Este post é assinado por Leonardo Novais de Oliveira

TEXTO ÁUREO

Foi-me bom ter sido afligido, para que aprendesse os teus estatutos.” Salmo 119.71

TEXTOS DE REFERÊNCIA

Jó 1.8-12

 8 E disse o Senhor a Satanás: Observaste tu a meu servo Jó? Porque ninguém há na terra semelhante a ele, homem sincero, e reto, e temente a Deus, e desviando-se do mal. 

9 Então respondeu Satanás ao Senhor, e disse: Porventura teme Jó a Deus debalde? 

10 Porventura não o cercaste tu de bens a ele, e a sua casa, e a tudo quanto tem? A obra de suas mãos abençoaste, e o seu gado está aumentado na terra. 

11 Mas estende a tua mão, e toca-lhe em tudo quanto tem, e verás se não blasfema de ti na tua face! 

12 E disse o Senhora Satanás: Eis que tudo quanto tem está na tua mão; somente contra ele não estendas a tua mão. E Satanás saiu da presença do Senhor.

OBJETIVOS DA LIÇÃO

  • Expor a sutileza de Satanás contra os cristãos. 
  • Demonstrar a autoridade de Deus sobre Satanás. 
  • Apresentar a grandeza da misericórdia divina.

INTRODUÇÃO

O livro de Jó tem preciosos ensinamentos para todos aqueles que o leem.

Este livro é composto por 42 capítulos e 1070 versículos e provavelmente é um dos mais antigos que fazem parte do cânon sagrado.

Não sabemos ao certo qual é a data em que foi escrito, porém, os eruditos acreditam que fora escrito entre o ano 2000 e 1000 a.C.

Esta crença está relacionada ao fato de Jó ter sido; provavelmente; um patriarca da fé, pois, em sua época, a Lei de Deus, dada a Moisés e ao povo hebreu ainda não existia.

Acredita-se que a autoria do livro seja de Moisés, porém, não temos como provar tal questão, sendo assim, optamos por não afirmar.

O livro de Jó aborda assuntos de imensa importância para todo povo de Deus, tanto os judeus do A.T. como os cristãos do N.T., e tais assuntos são:

  • A existência de pessoas que podem servir de exemplo;
  • Os atributos de Deus;
  • A possibilidade de existir sofrimento mesmo na vida dos mais piedosos;
  • O sofrimento dos justos;
  • A existência de satanás, do mal e dos ataques contra os servos de Deus;
  • A necessidade de reconhecermos que Deus tem o controle de todas as coisas em suas mãos.
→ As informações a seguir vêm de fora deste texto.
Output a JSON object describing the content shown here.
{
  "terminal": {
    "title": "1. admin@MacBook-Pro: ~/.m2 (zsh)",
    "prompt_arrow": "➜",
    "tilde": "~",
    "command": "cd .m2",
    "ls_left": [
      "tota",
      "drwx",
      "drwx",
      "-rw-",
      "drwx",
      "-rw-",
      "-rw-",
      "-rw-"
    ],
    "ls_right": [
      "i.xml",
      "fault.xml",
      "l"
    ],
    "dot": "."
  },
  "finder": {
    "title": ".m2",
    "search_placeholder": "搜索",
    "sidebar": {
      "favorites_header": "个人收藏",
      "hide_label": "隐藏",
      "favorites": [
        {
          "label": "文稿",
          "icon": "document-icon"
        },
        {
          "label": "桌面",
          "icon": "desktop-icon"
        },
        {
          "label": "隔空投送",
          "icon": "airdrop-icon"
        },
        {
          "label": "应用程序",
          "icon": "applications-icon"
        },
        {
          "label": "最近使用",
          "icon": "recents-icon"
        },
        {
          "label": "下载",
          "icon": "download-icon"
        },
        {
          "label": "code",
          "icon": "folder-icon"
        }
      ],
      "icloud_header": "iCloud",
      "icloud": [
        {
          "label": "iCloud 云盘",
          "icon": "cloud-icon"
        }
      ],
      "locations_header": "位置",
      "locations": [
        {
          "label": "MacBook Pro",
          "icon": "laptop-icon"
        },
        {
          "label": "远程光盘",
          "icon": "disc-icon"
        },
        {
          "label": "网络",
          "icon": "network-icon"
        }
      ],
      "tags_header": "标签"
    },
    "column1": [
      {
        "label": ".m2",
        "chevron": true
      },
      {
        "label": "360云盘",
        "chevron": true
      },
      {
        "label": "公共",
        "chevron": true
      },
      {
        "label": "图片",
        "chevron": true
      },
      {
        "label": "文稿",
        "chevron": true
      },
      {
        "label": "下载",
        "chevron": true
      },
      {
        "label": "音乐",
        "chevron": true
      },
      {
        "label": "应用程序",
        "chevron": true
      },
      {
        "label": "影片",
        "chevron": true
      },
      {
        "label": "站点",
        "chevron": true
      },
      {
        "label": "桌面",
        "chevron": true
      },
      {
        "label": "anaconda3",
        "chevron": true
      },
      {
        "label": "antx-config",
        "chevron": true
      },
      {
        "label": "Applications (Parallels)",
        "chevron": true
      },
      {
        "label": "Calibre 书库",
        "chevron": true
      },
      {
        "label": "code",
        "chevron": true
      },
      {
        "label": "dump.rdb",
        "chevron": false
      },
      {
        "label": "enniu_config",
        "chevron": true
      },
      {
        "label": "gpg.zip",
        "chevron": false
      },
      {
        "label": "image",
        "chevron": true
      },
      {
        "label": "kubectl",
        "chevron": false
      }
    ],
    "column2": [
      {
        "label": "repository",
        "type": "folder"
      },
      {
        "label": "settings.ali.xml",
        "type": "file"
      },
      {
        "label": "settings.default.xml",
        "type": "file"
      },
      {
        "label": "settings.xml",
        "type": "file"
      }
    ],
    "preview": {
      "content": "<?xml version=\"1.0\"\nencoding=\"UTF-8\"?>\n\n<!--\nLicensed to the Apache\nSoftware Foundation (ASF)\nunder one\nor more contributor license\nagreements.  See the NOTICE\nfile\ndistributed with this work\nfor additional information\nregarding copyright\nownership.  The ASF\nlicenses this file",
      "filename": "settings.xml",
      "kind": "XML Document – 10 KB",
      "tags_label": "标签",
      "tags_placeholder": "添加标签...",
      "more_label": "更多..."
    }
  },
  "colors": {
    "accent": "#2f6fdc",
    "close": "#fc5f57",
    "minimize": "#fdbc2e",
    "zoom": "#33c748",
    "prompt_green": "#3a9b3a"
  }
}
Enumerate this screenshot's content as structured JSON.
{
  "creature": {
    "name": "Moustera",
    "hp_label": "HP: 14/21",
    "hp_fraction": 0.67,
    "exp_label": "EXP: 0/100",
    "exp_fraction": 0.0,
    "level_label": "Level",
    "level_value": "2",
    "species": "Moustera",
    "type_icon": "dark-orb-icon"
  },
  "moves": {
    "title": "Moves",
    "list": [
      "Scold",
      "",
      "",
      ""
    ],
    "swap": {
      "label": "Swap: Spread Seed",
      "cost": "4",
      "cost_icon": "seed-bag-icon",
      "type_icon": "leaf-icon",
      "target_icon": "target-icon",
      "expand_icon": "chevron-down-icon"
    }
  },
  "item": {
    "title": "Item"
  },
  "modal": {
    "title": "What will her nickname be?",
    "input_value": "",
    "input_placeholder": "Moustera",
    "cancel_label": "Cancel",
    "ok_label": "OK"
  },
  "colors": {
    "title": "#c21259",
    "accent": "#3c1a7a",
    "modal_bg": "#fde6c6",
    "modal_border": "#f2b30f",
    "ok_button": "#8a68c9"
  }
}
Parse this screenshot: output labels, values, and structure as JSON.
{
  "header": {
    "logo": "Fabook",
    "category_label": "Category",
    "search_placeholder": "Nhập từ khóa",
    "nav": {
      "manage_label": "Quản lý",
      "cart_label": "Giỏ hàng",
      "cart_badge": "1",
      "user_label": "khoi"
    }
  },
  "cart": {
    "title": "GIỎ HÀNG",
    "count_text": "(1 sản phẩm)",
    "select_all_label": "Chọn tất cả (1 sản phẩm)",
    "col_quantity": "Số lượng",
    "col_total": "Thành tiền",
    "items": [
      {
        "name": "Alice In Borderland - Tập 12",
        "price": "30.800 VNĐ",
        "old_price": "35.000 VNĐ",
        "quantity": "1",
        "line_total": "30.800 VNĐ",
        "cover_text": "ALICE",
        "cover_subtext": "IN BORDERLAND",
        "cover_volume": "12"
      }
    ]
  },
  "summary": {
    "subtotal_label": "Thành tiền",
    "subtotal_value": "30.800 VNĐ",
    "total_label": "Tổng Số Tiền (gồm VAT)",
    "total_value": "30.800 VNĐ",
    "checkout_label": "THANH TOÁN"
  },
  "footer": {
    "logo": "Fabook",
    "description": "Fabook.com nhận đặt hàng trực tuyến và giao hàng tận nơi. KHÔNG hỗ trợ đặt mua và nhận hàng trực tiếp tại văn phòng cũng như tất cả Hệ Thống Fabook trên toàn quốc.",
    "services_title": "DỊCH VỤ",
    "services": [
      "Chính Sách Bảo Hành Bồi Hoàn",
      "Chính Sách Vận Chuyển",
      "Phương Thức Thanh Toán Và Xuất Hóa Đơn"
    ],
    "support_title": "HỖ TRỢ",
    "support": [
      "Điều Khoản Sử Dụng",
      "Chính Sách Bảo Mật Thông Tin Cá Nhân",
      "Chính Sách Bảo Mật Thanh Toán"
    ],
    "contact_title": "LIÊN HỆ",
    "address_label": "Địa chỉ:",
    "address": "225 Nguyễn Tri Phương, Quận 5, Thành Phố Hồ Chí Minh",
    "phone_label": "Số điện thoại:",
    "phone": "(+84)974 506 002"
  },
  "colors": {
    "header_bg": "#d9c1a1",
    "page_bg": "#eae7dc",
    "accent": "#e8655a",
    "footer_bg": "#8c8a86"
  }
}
TODOS estes assuntos são apoiados e reforçados no N.T. e são base para compreendermos algumas questões marcantes, especialmente a do sofrimento dos justos.

Alguns autores acreditam que o Senhor escolheu o livro de Jó para demonstrar a TODOS os seus, que o sofrimento pode ser e é pedagógico, ou seja, tem como finalidade principal o ensino.

O início do livro de Jó e seu desenvolvimento, nos mostram que o patriarca precisava conhecer a Deus mais de perto e as experiências negativas fizeram com que ele se aproximasse do Senhor e ao final de tudo escrevesse:

“Com o ouvir dos meus ouvidos ouvi, mas agora te veem os meus olhos. Por isso, me abomino e me arrependo no pó e na cinza”. (Jó 42.5,6 – ARC) 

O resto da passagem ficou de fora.